מתוך medicontext.co.il
WESTPORT, CT (Reuters Health) – In patients with chronic heart failure who have responded well to beta-adrenergic blockade with either metoprolol or carvedilol, switching from one drug to the other offers little additional benefit, study results show.
"It has recently been suggested that carvedilol has more pronounced effects on left ventricular ejection fraction (LVEF) compared with metoprolol," Dr. Christoph Maack, of Universitהts-kliniken des Saarlandes in Hamburg, and colleagues note in the October issue of the Journal of the American College of Cardiology. However, in patients well maintained on metoprolol the safety and clinical value of switching to carvedilol had been uncertain.

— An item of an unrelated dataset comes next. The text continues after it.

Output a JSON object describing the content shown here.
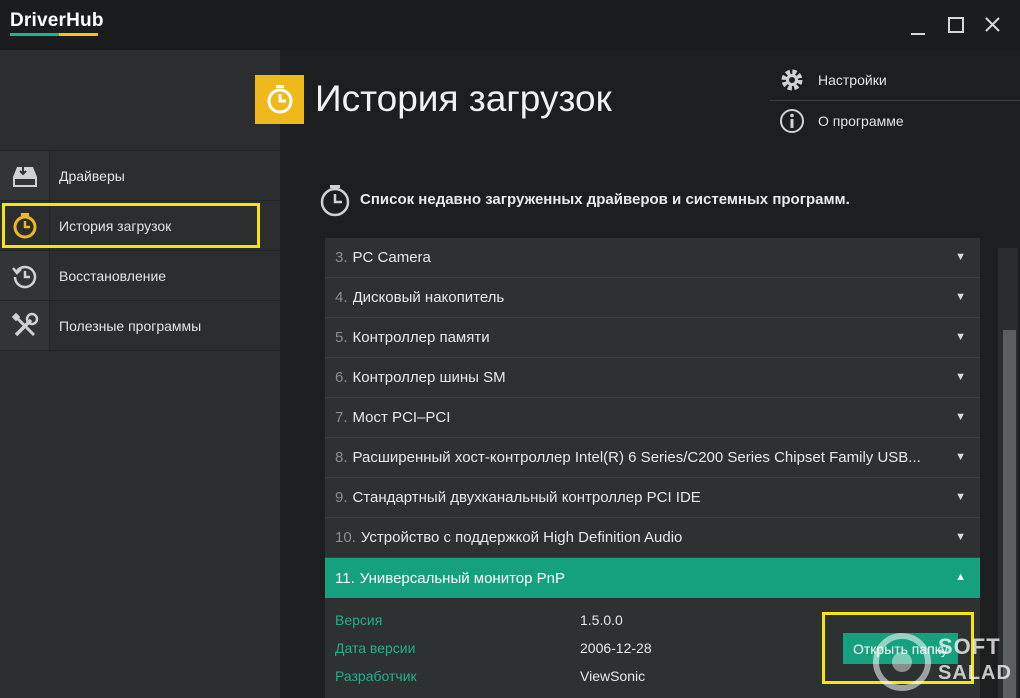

To investigate, the German cardiologists prospectively studied 44 patients with heart failure who had responded well to more than 1 year of treatment with metoprolol or carvedilol. The patients were switched to an equal dose of the other beta-blocker.
Six months after crossover, "further improvement of ventricular function occurred irrespective of the beta-blocker used," the team reports. The two agents improved LVEF to a similar extent. Moreover, there were no significant changes in either New York Heart Association functional class or any hemodynamic parameters at rest.
Dobutamine stress echocardiography indicated that both agents produced a comparable increase in cardiac output in response to beta-adrenergic stimulation, albeit by different mechanisms. "In metoprolol-treated patients…cardiac output was maintained by a substantial rise in heart rate," the investigators report. In carvedilol-treated patients, "an increase of stroke volume appeared to be the relevant mechanism."
Dr. Maack's team also notes that acute hypotension or bradycardia developed at first dose in five patients (21%) switched from carvedilol to metoprolol. This did not happen in any patient crossing over from metoprolol to carvedilol. They suggest that when switching from carvedilol to metoprolol, the initial metoprolol dose "should not exceed 50 mg per 25 mg of carvedilol, with consecutive up-titration to the maximum tolerated dose."
When a patient crosses over from metoprolol to carvedilol, they recommend initial use of 25 mg of carvedilol per 100 mg of metoprolol, with similar up-titration to the maximum tolerated dose.
The researchers say that definitive data on the comparative effects of carvedilol and metoprolol on mortality will have to await completion of the Carvedilol Or Metoprolol European Trial (COMET).